Ukraine : Ce réseau de fausses plateformes crypto volait jusqu’à 1 million par mois !
Un million de dollars par mois, sans jamais passer le moindre ordre. La police nationale ukrainienne et le SBU, le service de sécurité du pays, ont annoncé le démantèlement d’un réseau de fausses plateformes d’investissement piloté depuis Kiev. Soixante-deux victimes ont déjà été identifiées dans plus de vingt pays, dont la France, l’Allemagne, l’Espagne, le Royaume-Uni, la Pologne, le Canada et Israël. À la tête du dispositif se trouvait, selon les autorités, un informaticien de 25 ans entouré de gardes armés. Plus de 46 personnes avaient été recrutées pour faire fonctionner plusieurs bureaux dans la capitale ukrainienne et sa région.
Points clés
- La police ukrainienne et le SBU ont démantelé à Kiev un réseau de fausses plateformes d’investissement crypto, avec 62 victimes identifiées dans plus de 20 pays
- Dirigé par un informaticien de 25 ans et fort de plus de 46 employés, le réseau générait jusqu’à 1 million de dollars par mois
- Le piège reposait sur une fausse « transaction test » qui activait un drainer et vidait le wallet principal de la victime
- 34 perquisitions, plus de 100 ordinateurs, 79 cartes SIM et 15 véhicules saisis ; les poursuites peuvent mener à douze ans de prison
De faux investissements pilotés depuis des bureaux à Kiev
Selon les sources officielles, l’organisation fonctionnait comme une véritable entreprise. Des développeurs créaient les plateformes et les maintenaient en ligne malgré les tentatives de blocage. D’autres employés s’occupaient des appels, des clients ou de la sécurité des bureaux. Au plus fort de son activité, le réseau aurait détourné jusqu’à un million de dollars par mois, selon le SBU.
Le recrutement des victimes commençait sur Telegram, avec des publicités vantant des projets crypto prétendument très rentables. Les personnes intéressées créaient un compte, connectaient un portefeuille et transféraient des fonds censés être investis.
Aucune opération réelle n’était pourtant exécutée.

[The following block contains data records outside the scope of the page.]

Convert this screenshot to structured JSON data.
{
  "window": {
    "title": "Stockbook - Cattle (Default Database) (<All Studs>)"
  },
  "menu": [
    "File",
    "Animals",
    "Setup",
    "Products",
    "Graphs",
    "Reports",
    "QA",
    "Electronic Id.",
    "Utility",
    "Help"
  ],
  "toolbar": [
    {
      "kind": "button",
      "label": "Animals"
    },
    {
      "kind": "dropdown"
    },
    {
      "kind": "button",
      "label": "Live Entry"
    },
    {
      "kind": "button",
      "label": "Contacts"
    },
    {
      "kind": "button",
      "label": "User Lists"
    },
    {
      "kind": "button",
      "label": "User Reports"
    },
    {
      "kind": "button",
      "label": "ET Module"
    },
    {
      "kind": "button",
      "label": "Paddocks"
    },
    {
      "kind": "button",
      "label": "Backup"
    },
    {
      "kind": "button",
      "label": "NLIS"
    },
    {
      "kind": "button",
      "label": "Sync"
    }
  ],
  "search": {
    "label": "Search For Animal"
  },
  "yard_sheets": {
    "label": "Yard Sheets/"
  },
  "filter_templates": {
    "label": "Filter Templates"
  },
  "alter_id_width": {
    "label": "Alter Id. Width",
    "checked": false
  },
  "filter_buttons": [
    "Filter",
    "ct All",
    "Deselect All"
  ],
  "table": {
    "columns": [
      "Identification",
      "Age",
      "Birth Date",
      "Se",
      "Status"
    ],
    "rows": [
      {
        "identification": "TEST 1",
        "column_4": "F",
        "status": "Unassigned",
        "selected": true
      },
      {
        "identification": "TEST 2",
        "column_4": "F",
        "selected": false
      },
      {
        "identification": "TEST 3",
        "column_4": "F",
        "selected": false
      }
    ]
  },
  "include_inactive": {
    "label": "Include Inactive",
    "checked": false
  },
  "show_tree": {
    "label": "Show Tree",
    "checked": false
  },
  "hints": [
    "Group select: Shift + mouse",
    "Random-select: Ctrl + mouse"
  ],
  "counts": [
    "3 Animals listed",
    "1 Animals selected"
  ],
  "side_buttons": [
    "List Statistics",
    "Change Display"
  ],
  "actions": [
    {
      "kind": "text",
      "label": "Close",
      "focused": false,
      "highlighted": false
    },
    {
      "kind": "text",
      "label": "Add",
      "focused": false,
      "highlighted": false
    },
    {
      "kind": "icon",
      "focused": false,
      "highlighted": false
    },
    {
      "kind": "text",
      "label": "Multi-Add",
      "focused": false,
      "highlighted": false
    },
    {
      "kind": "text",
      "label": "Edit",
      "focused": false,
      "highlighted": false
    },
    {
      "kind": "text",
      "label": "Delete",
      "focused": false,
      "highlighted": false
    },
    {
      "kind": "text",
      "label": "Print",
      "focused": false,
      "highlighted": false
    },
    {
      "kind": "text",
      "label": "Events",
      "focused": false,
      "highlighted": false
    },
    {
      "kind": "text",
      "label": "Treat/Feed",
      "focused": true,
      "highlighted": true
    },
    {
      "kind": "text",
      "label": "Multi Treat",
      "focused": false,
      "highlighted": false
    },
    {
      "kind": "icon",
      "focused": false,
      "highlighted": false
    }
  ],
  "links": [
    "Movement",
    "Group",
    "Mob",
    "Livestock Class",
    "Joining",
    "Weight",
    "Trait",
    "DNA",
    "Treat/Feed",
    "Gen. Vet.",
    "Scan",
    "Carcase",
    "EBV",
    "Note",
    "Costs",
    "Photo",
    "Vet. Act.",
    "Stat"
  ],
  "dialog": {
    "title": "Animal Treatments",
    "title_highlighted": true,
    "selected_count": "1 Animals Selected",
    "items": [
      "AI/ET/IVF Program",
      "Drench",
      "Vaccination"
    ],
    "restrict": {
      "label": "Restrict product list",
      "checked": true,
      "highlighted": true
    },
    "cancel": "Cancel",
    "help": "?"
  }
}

Les employés modifiaient manuellement les tableaux de bord afin d’afficher des soldes en hausse et de donner l’impression que les placements produisaient des bénéfices.
L’inscription et la procédure de vérification permettaient également au groupe de collecter des données personnelles : copies de passeports, photographies, numéros de téléphone, adresses e-mail, identifiants et mots de passe.

La transaction test qui permettait de vider les wallets
Le piège se refermait lorsque les clients demandaient à récupérer leur argent. Les retraits étaient alors bloqués sous différents prétextes. Pour résoudre le problème, la victime devait connecter son portefeuille principal et approuver une petite « transaction test » présentée comme une simple vérification technique.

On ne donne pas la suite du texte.